La guerre en Ukraine marque l’actualité, comment votre activité est-elle impactée ?

Cyril Cogniard : « La hausse des coûts de production est une conséquence directe de la guerre. Le bond est en moyenne de + 16 % pour cette campagne 2023, surtout imputable à l’engrais. Il faut désormais compter plus de 3 000 € de charges (variables + structure) pour produire 1 ha de betteraves.
La hausse est de 35 % en 3 ans. Heureusement, les très bons niveaux de prix actuels permettent jusqu’alors d’éviter l’effet ciseau tant redouté. La betterave est à nouveau plus rentable que les autres cultures.
Les coûts de transformation ont également explosé. Le prix du gaz est monté à des sommets (+ 200 €/MWh au plus fort de la crise). Les choses sont partiellement rentrées dans l’ordre, mais le gaz reste actuellement environ 1.5 fois plus cher qu’il y a 5 ans.
Par ailleurs, l’inflation a touché tous les autres postes et reste bien ancrée malgré une certaine stabilisation de la situation.
Un autre effet pour notre filière est l’ouverture de nos marchés européens aux produits ukrainiens. Nous avons importé plus de 300 000 t de sucre ukrainien en Europe sur la campagne actuelle : c’est l’équivalent de deux grosses usines françaises.
Nous comprenons bien qu’il faille aider les Ukrainiens. En revanche, nous n’acceptons pas qu’un afflux non maîtrisé de sucre, produit avec des molécules qui nous sont interdites en France et UE, menace notre marché. L’Ukraine a augmenté ses surfaces de 20 % cette année, il faut être vigilant ».

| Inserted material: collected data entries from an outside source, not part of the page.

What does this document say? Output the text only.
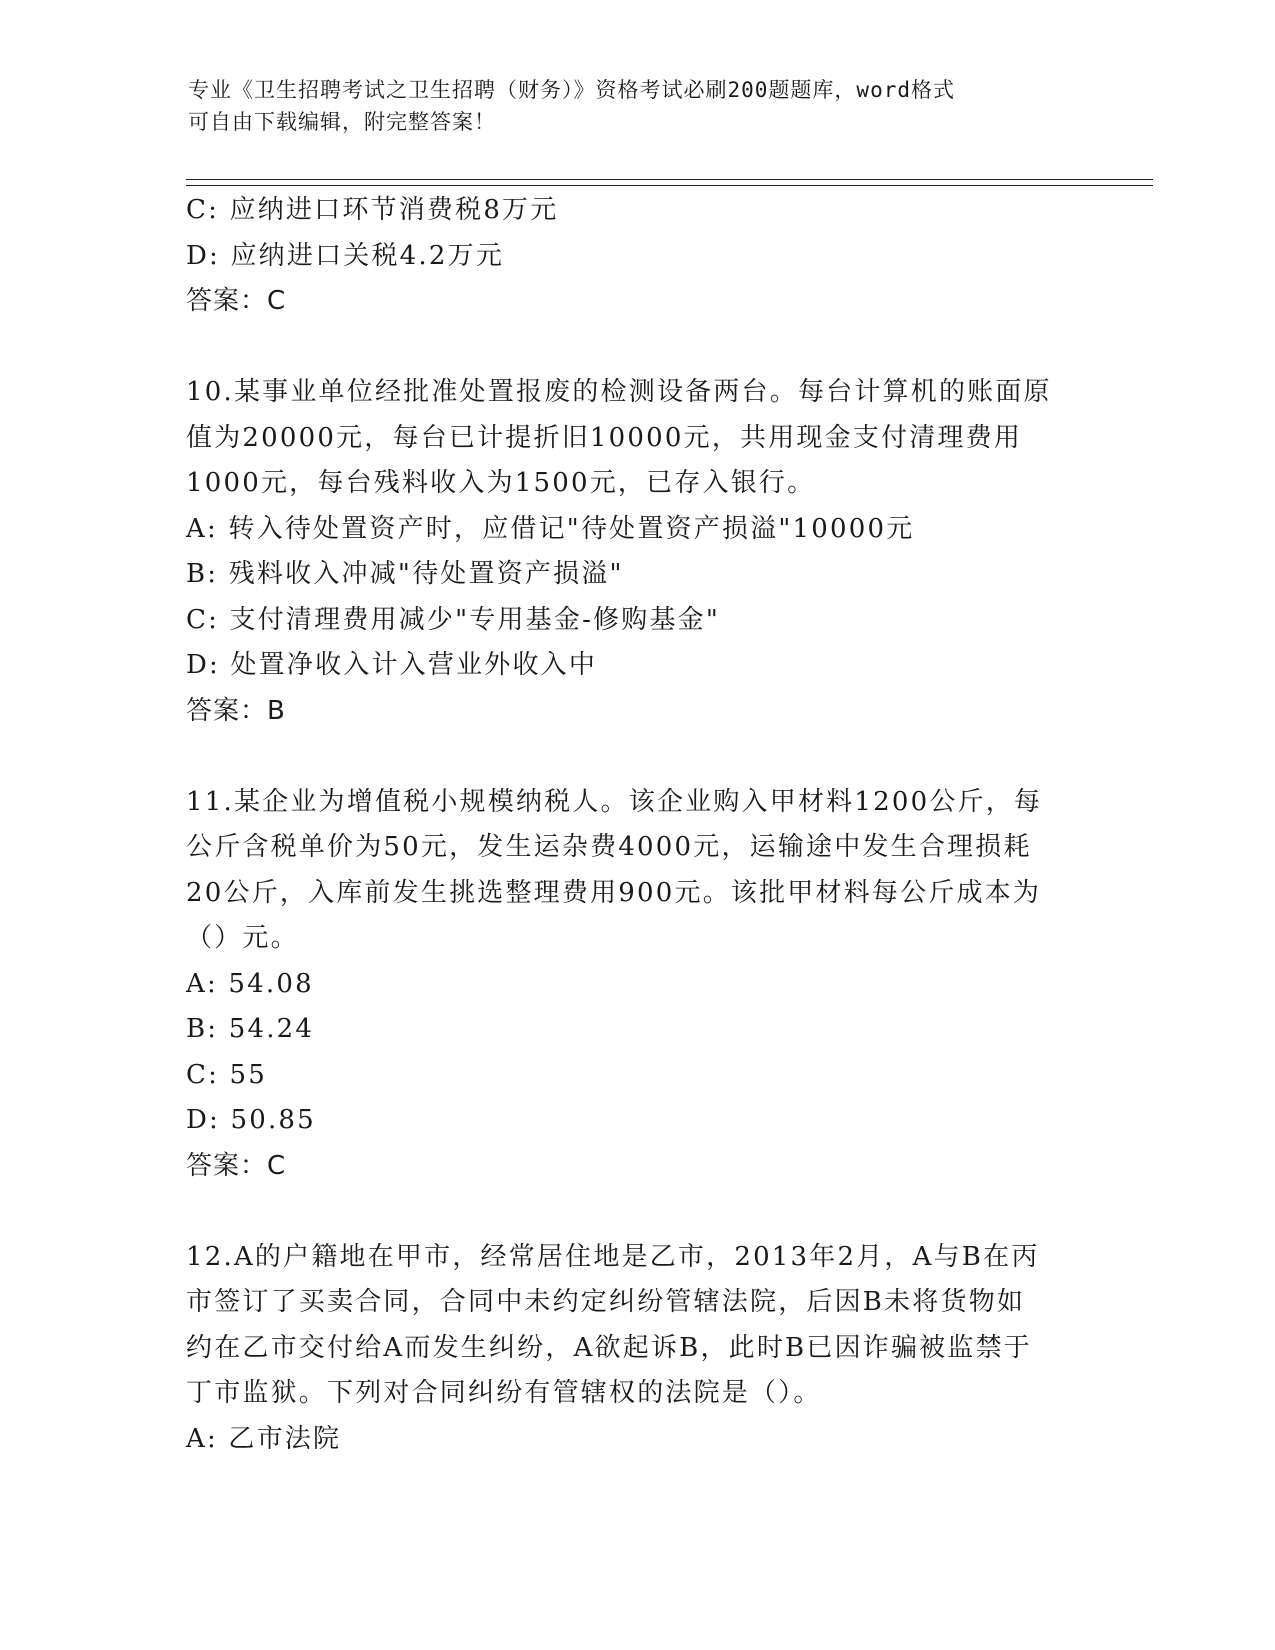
专业《卫生招聘考试之卫生招聘（财务）》资格考试必刷200题题库，word格式
可自由下载编辑，附完整答案！
C: 应纳进口环节消费税8万元
D: 应纳进口关税4.2万元
答案：C
10.某事业单位经批准处置报废的检测设备两台。每台计算机的账面原
值为20000元，每台已计提折旧10000元，共用现金支付清理费用
1000元，每台残料收入为1500元，已存入银行。
A: 转入待处置资产时，应借记"待处置资产损溢"10000元
B: 残料收入冲减"待处置资产损溢"
C: 支付清理费用减少"专用基金-修购基金"
D: 处置净收入计入营业外收入中
答案：B
11.某企业为增值税小规模纳税人。该企业购入甲材料1200公斤，每
公斤含税单价为50元，发生运杂费4000元，运输途中发生合理损耗
20公斤，入库前发生挑选整理费用900元。该批甲材料每公斤成本为
（）元。
A: 54.08
B: 54.24
C: 55
D: 50.85
答案：C
12.A的户籍地在甲市，经常居住地是乙市，2013年2月，A与B在丙
市签订了买卖合同，合同中未约定纠纷管辖法院，后因B未将货物如
约在乙市交付给A而发生纠纷，A欲起诉B，此时B已因诈骗被监禁于
丁市监狱。下列对合同纠纷有管辖权的法院是（）。
A: 乙市法院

Quel impact du changement climatique sur votre filière ? Y a-t-il des pistes d’adaptation ?

CC : « L’augmentation des températures moyennes est plutôt un facteur favorable à la croissance et a permis d’avancer les semis d’environ un mois par rapport aux années 1990. Sur la fin de campagne, il n’est plus rare d’arracher des betteraves sur décembre, ce qui était inimaginable autrefois.
Mais les arrêts de croissance liés aux déficits hydriques et aux périodes de canicules estivales sont négatifs. 2023 échappe à la règle, mais le phénomène devient de plus en plus fréquent. Tout ce qui est pris en début de campagne avec un semis précoce est gagné. Les accidents de gel connus en 2021 sont rares, ils ne doivent pas nous dévier de l’objectif.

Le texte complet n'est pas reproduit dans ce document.